Sunday, October 11, 2015

The sketchyTech Manifesto

 1.  Sharing as you learn has value
Aside from the fact that to become fully versed in any technology where the sands are always shifting is a near impossibility, it is true that learning from a learner holds its own value.

Once our learning is complete (or near to complete) all of those daunting documents become less daunting and we forget why we were ever scared by the small things (and what those small things even were). It becomes necessary in the position of accomplished expert, therefore, to imagine ourselves back into the role of learner. The recent learner, meanwhile, has only just been to the place where the learner close behind has just arrived. He or she remembers the path exactly and can guide the fellow learner across the bumps, smoothing the way as they go.

2.  Stand up and be corrected
It is important that we blog as we learn. Not only to guide others and as a record for ourselves, but also so that we can be corrected by people another step or more ahead, or on another path altogether. After all we all learn by our mistakes and the humiliations we suffer.

3.  It is important to acquire knowledge across a broad range of technologies
Learning about how to script something in JavaScript and then doing the same thing in Objective-C is valuable because we learn new ways to structure and order code. We learn the most useful ways to organise data and carry different ideas across our practice.

This is one example among many of the way in which allowing knowledge to pass across boundaries helps it to grow. There is no end to the combinations that will help you learn.

4.  Keep things as short as possible
Specs and documentation are often bloated, disorganised, spread across unlinked areas of a website. Lots is out of date and sometimes deprecated. Examples are often too long and need lengthy unpicking to find the piece of the puzzle you are missing. It is better to have lots of small, short examples that teach single things people will want to know without the surrounding cruft of a make-believe app.

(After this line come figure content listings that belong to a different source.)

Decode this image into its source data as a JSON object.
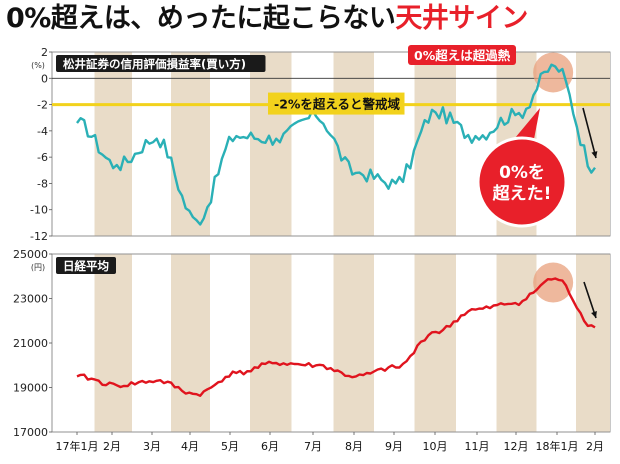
{
  "headline": {
    "part1": "0%超え",
    "part2": "は、めったに起こらない",
    "part3": "天井サイン"
  },
  "colors": {
    "headline_red": "#e8202a",
    "margin_line": "#2ab0b6",
    "nikkei_line": "#e0141e",
    "threshold_line": "#f2d21c",
    "stripe": "#e9dcc8",
    "highlight_circle": "#e8a07c",
    "callout_red": "#e8202a"
  },
  "x_axis_labels": [
    "17年1月",
    "2月",
    "3月",
    "4月",
    "5月",
    "6月",
    "7月",
    "8月",
    "9月",
    "10月",
    "11月",
    "12月",
    "18年1月",
    "2月"
  ],
  "chart_data": [
    {
      "type": "line",
      "title": "松井証券の信用評価損益率(買い方)",
      "y_unit": "(%)",
      "ylim": [
        -12,
        2
      ],
      "y_ticks": [
        2,
        0,
        -2,
        -4,
        -6,
        -8,
        -10,
        -12
      ],
      "x": [
        "2017-01",
        "2017-02",
        "2017-03",
        "2017-04",
        "2017-05",
        "2017-06",
        "2017-07",
        "2017-08",
        "2017-09",
        "2017-10",
        "2017-11",
        "2017-12",
        "2018-01",
        "2018-02"
      ],
      "series": [
        {
          "values": [
            -3.4,
            -6.6,
            -4.6,
            -10.8,
            -4.4,
            -4.6,
            -2.9,
            -7.2,
            -8.0,
            -2.6,
            -4.4,
            -2.8,
            0.9,
            -6.8
          ]
        }
      ],
      "threshold": {
        "value": -2,
        "label": "-2%を超えると警戒域"
      },
      "annotations": [
        {
          "text": "0%超えは超過熱"
        },
        {
          "text": "0%を\n超えた!"
        }
      ]
    },
    {
      "type": "line",
      "title": "日経平均",
      "y_unit": "(円)",
      "ylim": [
        17000,
        25000
      ],
      "y_ticks": [
        25000,
        23000,
        21000,
        19000,
        17000
      ],
      "x": [
        "2017-01",
        "2017-02",
        "2017-03",
        "2017-04",
        "2017-05",
        "2017-06",
        "2017-07",
        "2017-08",
        "2017-09",
        "2017-10",
        "2017-11",
        "2017-12",
        "2018-01",
        "2018-02"
      ],
      "series": [
        {
          "values": [
            19500,
            19100,
            19300,
            18700,
            19650,
            20100,
            20000,
            19500,
            19900,
            21500,
            22500,
            22800,
            23900,
            21700
          ]
        }
      ]
    }
  ]
}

5.  Listen to others and be inspired
Your social networks are full of people asking questions. Be inspired by people on twitter, Facebook, LinkedIn, Quora, Coderwall and StackOverflow to answer questions, to go further with ideas than others do. Use the opportunity of a blog to do more, but at the same time value its immediacy and the ability to respond to the needs of others quickly.

6.  Don't be put off by people who tell you that you don't know what you're talking about
Your work is of value to those in the same position as you. Your writings are not the final truth, they are a stepping stone to further, more exact knowledge.

One day the people who learnt from you will know more than you, but only because you were one of the people who took the first steps with them.

7.  Experiences from different fields add value to this one
ebooks and publishing-related technologies are a hybrid. People with IT degrees are of no more or less value than those with backgrounds in the traditional publishing industry. We need to work towards understanding the worlds of one another in order to progress and make good stuff. We need people who are bridges as well. Between programmers and art, between publishing and electronics, between typography and technology, between authors and the W3C, between indexers and the IDPF, and so on and so on. Don't treat each other like idiots.